A humanidade tende a subestimar ou negar o mal, e quando menos se espera os conflitos instalam-se, a discórdia torna-se insanável, e instala-se a guerra. Reconhecer o mal como parte da vida não significa resignação, mas agir com consciência das consequências reais, equilibrando compaixão e rigor. O problema não é a maldade em si, mas a ilusão de que podemos eliminá-la completamente. A vida exige uma espécie de pragmatismo moral: ser compassivo, mas sem cegar-se para a dureza da existência e os riscos do fanatismo ou da violência. A verdadeira ética de sobrevivência humana exige compaixão informada, realismo estratégico e consciência da maldade inerente. Evita o pecado original da esquerda idealista: romantizar causas sem avaliar consequências concretas. Quanto mais equilibrado entre compaixão, realismo e reconhecimento do mal, mais eficaz e ético é o ato humano. Quanto mais deslocado em algum eixo, maior o risco de ingenuidade, legitimação indireta do mal ou cinismo.

Israel está sob ameaça permanente de extinção. Desde 1948, no momento da sua criação, Israel enfrenta invasões sucessivas (1948, 1967, 1973) e uma retórica constante de eliminação por parte de vizinhos árabes e grupos islamistas. O Hamas, no seu estatuto fundador, é explícito: o objetivo não é a paz com Israel, mas a sua destruição. Mesmo quando Israel recua (como em Gaza, 2005), o resultado não foi paz, mas o fortalecimento de grupos armados que querem a sua erradicação. Ou seja, Israel vive num estado de ansiedade existencial que nenhuma democracia europeia conhece. Israel, apesar das tensões internas, é uma democracia funcional, com nível de desenvolvimento tecnológico, científico e cultural comparável ao europeu. É uma economia de inovação (startups, biotecnologia, software, agricultura avançada). Tem direitos de cidadania reconhecidos a mulheres, minorias sexuais e até cidadãos árabes israelitas. Ao passo que no mundo árabe em redor, grande parte dos países caiu em regimes autoritários, religiosos ou militares. Muitos receberam enormes recursos financeiros (petróleo, ajuda externa, fundos europeus e internacionais), mas não conseguiram criar sociedades abertas, democráticas ou economicamente diversificadas. A exceção relativa é alguns países do Golfo, que modernizaram cidades, mas sem democratização. É legítimo sentir frustração: como é possível, com tantos recursos, os vizinhos de Israel estarem tão atrás em termos de liberdade, prosperidade e tolerância?

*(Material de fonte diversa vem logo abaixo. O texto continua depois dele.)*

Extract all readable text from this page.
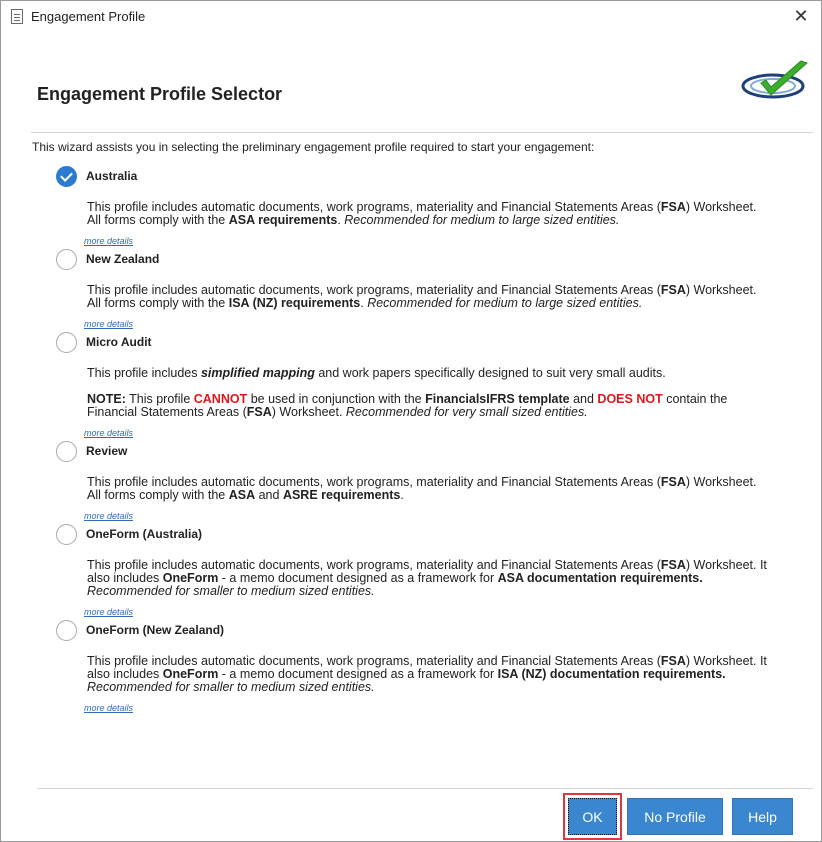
Engagement Profile	✕
Engagement Profile Selector
This wizard assists you in selecting the preliminary engagement profile required to start your engagement:
Australia
This profile includes automatic documents, work programs, materiality and Financial Statements Areas (FSA) Worksheet.
All forms comply with the ASA requirements. Recommended for medium to large sized entities.
more details
New Zealand
This profile includes automatic documents, work programs, materiality and Financial Statements Areas (FSA) Worksheet.
All forms comply with the ISA (NZ) requirements. Recommended for medium to large sized entities.
more details
Micro Audit
This profile includes simplified mapping and work papers specifically designed to suit very small audits.
NOTE: This profile CANNOT be used in conjunction with the FinancialsIFRS template and DOES NOT contain the
Financial Statements Areas (FSA) Worksheet. Recommended for very small sized entities.
more details
Review
This profile includes automatic documents, work programs, materiality and Financial Statements Areas (FSA) Worksheet.
All forms comply with the ASA and ASRE requirements.
more details
OneForm (Australia)
This profile includes automatic documents, work programs, materiality and Financial Statements Areas (FSA) Worksheet. It
also includes OneForm - a memo document designed as a framework for ASA documentation requirements.
Recommended for smaller to medium sized entities.
more details
OneForm (New Zealand)
This profile includes automatic documents, work programs, materiality and Financial Statements Areas (FSA) Worksheet. It
also includes OneForm - a memo document designed as a framework for ISA (NZ) documentation requirements.
Recommended for smaller to medium sized entities.
more details
OK	No Profile	Help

Khomeini, depois de ter chegado ao poder no Irão, em 1979, teve um papel decisivo no alastrar do fanatismo islâmico em todo o mundo islâmico. A revolução iraniana liderada pelo aiatola Khomeini foi um marco. Substituiu um regime autoritário pró-Ocidente (o Xá) por uma teocracia xiita militante. Exportou a ideologia da jihad revolucionária para o Líbano (Hezbollah), Iraque, Síria e até Gaza. Desde então, o Médio Oriente ficou marcado por um crescimento do fanatismo religioso, que travou reformas democráticas e económicas. Isto agravou a radicalização contra Israel, usando-o como bode expiatório, para legitimar os seus regimes opressores, acusando Israel de ser um opressor sobre o povo palestiniano.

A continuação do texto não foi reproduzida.